I've been looking for some portable software that makes it possible to add multiple keywords to image files and then search the images based on the keywords. It is important to use portable software, as the idea is to copy all my photos (many thousands) to several extern HD:s or DVD:s, and use the software to find the image I'm looking for (my husband and the dog fishing from the boat - keywords: Kjell, dog fishing, boat).Cheez is a powerful, yet easy to use, image cataloguing tool. It's main purpose is to help people with digital cameras organize, enhance and share their photos and video clips. Of course it can be used for any kind of image collection.
For every media file in your collection, Cheez can store any information that you may enter (such as a description, a number of keywords or a date). It uses a single text file (XML format) for that purpose, making backups very easy. Searching is quite powerful and fast while other features include editing, printing, slideshow, mailing, web albums, exif and many others.
I din't find any explicit portable software of that type, but I did find Cheez. I tried to Uniextract the program from the installation file, but Cheez didn't start. So I installed it. Then I copied the program folder to an USB stick, and started from the stick. It worked perfectly well.
Now I moved the USB stick to another computer, copied some image folders to the program folder "Films" and started Cheez. It couldn't find the "database file" (the images). In the XML file that was created when I started on the first computer, I changed "<fname>L:\Films\</fname>" to "<fname>..\Films\</fname>", and that was the solution.
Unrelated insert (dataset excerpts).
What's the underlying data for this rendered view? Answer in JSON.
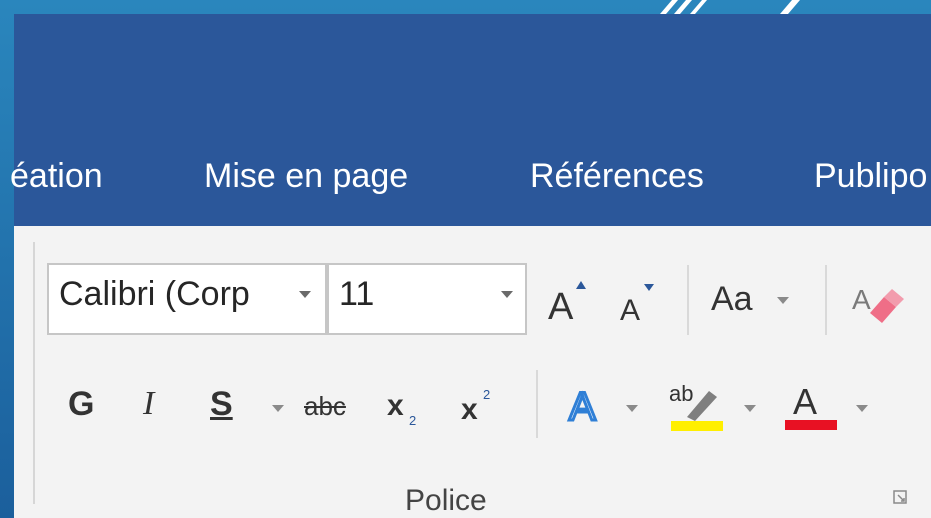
{
  "ribbon": {
    "tabs": [
      {
        "label": "éation"
      },
      {
        "label": "Mise en page"
      },
      {
        "label": "Références"
      },
      {
        "label": "Publipo"
      }
    ],
    "font": {
      "font_name": "Calibri (Corp",
      "font_size": "11",
      "change_case_label": "Aa",
      "bold_label": "G",
      "italic_label": "I",
      "underline_label": "S",
      "strikethrough_label": "abc",
      "highlight_color": "#ffef00",
      "font_color": "#e81123",
      "group_label": "Police"
    }
  },
  "colors": {
    "accent": "#2b579a",
    "slide_background": "#1f6aa8",
    "ribbon_background": "#f3f3f3"
  }
}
Finally I moved the USB stick to a third computer and started Cheez in Sandboxie. No problems - I can't find any significant entries made by Cheez in the registry and none at all in any folder outside the program folder. The XML line didn't change back to "<fname>L:\Films\</fname>" Or any other unit). It's still "<fname>..\Films\</fname>".
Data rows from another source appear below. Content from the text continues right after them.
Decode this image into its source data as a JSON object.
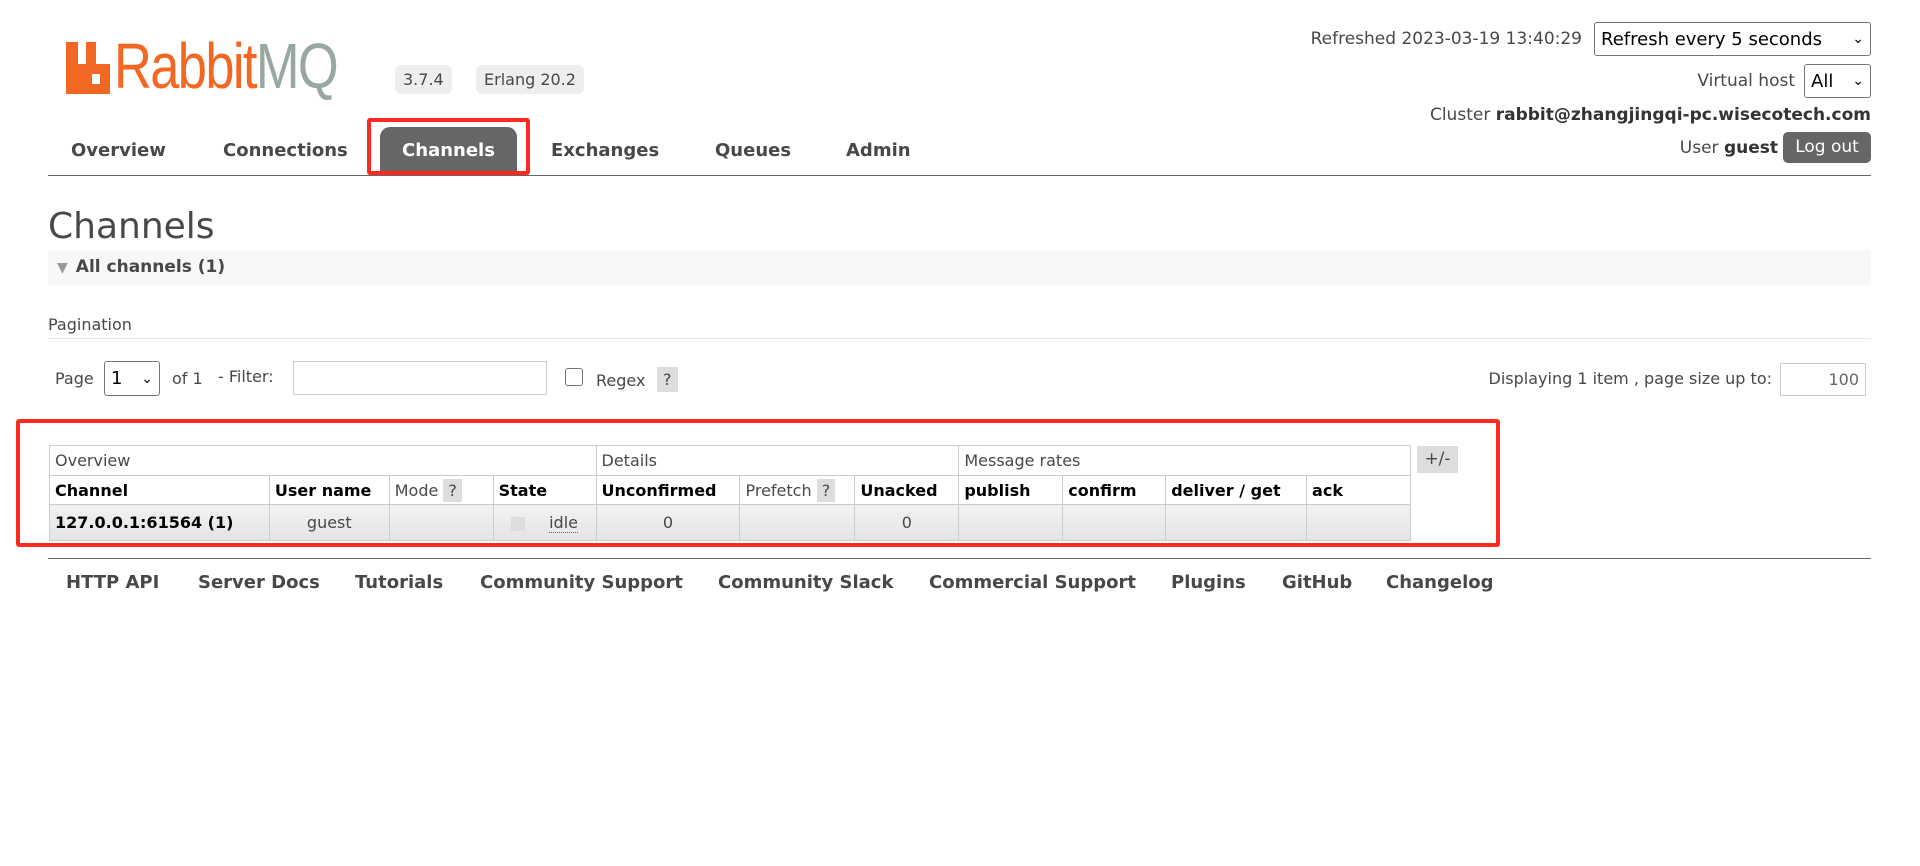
{
  "header": {
    "logo_text": "RabbitMQ",
    "version": "3.7.4",
    "erlang": "Erlang 20.2",
    "refreshed_label": "Refreshed 2023-03-19 13:40:29",
    "refresh_select": "Refresh every 5 seconds",
    "vhost_label": "Virtual host",
    "vhost_select": "All",
    "cluster_label": "Cluster",
    "cluster_name": "rabbit@zhangjingqi-pc.wisecotech.com",
    "user_label": "User",
    "user_name": "guest",
    "logout": "Log out"
  },
  "nav": {
    "tabs": [
      {
        "label": "Overview"
      },
      {
        "label": "Connections"
      },
      {
        "label": "Channels",
        "active": true
      },
      {
        "label": "Exchanges"
      },
      {
        "label": "Queues"
      },
      {
        "label": "Admin"
      }
    ]
  },
  "page": {
    "title": "Channels",
    "section": "All channels (1)",
    "pagination_label": "Pagination",
    "page_label": "Page",
    "page_value": "1",
    "of_label": "of 1",
    "filter_label": "- Filter:",
    "filter_value": "",
    "regex_label": "Regex",
    "help": "?",
    "displaying": "Displaying 1 item , page size up to:",
    "page_size": "100"
  },
  "table": {
    "groups": [
      "Overview",
      "Details",
      "Message rates"
    ],
    "toggle": "+/-",
    "headers": [
      "Channel",
      "User name",
      "Mode",
      "State",
      "Unconfirmed",
      "Prefetch",
      "Unacked",
      "publish",
      "confirm",
      "deliver / get",
      "ack"
    ],
    "rows": [
      {
        "channel": "127.0.0.1:61564 (1)",
        "user": "guest",
        "mode": "",
        "state": "idle",
        "unconfirmed": "0",
        "prefetch": "",
        "unacked": "0",
        "publish": "",
        "confirm": "",
        "deliver": "",
        "ack": ""
      }
    ]
  },
  "footer": {
    "links": [
      "HTTP API",
      "Server Docs",
      "Tutorials",
      "Community Support",
      "Community Slack",
      "Commercial Support",
      "Plugins",
      "GitHub",
      "Changelog"
    ]
  },
  "colors": {
    "brand": "#f26722",
    "highlight": "#ff2a1f",
    "active_tab": "#666666"
  }
}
So with Cheez as a "shell around" the image folders and an autorun on the extern HD, it seems as I have what I was looking for. But is there a catch somewhere, something that makes Cheez not portable? If not, maybe Cheez could be considered as a "Portable Freeware Submission"?Cheez needs no shared DLLs and no registry keys. This means you can write your installation folder to a CD/DVD and run Cheez from there.